I have decided to start doing this reflection thing on only the Gospel first. Perhaps come Lent or Easter I might be able to work it up to more, but currently the thought is pretty daunting.
I am using the readings from the midnight mass simply because I like hearing the story of the birth of Jesus. While we may know that John’s Gospel is full of symbols and miracles and divinity, I prefer to hear about this child’s simple coming into the world.
The Birth of Jesus
In those days a decree went out from Emperor Augustus that all the world should be registered. This was the first registration and was taken while Quirinius was governor of Syria.

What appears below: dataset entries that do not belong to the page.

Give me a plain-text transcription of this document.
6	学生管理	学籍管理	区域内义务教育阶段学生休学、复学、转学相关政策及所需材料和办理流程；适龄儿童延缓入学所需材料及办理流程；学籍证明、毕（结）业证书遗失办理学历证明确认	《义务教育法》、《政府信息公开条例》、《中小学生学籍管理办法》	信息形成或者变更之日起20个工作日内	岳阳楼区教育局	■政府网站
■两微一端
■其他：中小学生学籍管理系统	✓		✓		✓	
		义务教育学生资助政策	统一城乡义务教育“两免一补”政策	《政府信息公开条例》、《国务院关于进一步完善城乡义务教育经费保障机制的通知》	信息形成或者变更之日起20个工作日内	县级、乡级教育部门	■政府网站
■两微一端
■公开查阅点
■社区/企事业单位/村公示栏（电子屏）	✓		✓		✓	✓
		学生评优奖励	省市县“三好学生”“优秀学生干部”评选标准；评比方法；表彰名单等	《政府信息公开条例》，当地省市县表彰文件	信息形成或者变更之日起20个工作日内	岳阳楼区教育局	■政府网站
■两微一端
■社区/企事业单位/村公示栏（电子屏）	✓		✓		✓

All went to their own towns to be registered. Joseph also went from the town of Nazareth in Galilee to Judea, to the city of David called Bethlehem, because he was descended from the house and family of David. He went to be registered with Mary, to whom he was engaged and who was expecting a child. While they were there, the time came for her to deliver her child. And she gave birth to her firstborn son and wrapped him in bands of cloth, and laid him in a manger, because there was no place for them in the inn.
In that region there were shepherds living in the fields, keeping watch over their flock by night. Then an angel of the Lord stood before them, and the glory of the Lord shone around them, and they were terrified. But the angel said to them, ‘Do not be afraid; for see—I am bringing you good news of great joy for all the people: to you is born this day in the city of David a Saviour, who is the Messiah, the Lord. This will be a sign for you: you will find a child wrapped in bands of cloth and lying in a manger.’ And suddenly there was with the angel a multitude of the heavenly host, praising God and saying,
‘Glory to God in the highest heaven,
and on earth peace among those whom he favours!’
Joseph and Mary are traveling to Bethlehem for a census. I think the thing that boggles my mind is that Mary is very pregnant and they travel a great distance. No wonder we believe she was on a donkey – no preemies please! Even still, I feel the underlying message is that they journeyed while awaiting their child to be born. Isn’t that what Advent is about, continuing the journey as we await Christ? Taking time to remember just what it is we’re doing here, why being Christian makes us different. In Advent we remember that Christ has come to us, that Christ comes in our daily lives, and that Christ will come again.
The O Antiphons, which are the antiphons for the liturgy of the hours from December 17-23 (the octave prior Christmas), capture this tension of waiting perfectly in the titles of Christ:
O Radix Jesse
O Clavis David
O Rex Gentium
Well captured are these antiphons in a known hymn: O Come, O Come, Emmanuel.
Let us remember (especially if we hear this reading at Christmas) that what we celebrate on this day we wait continually for the fulfillment of this great feast: when Christ comes again.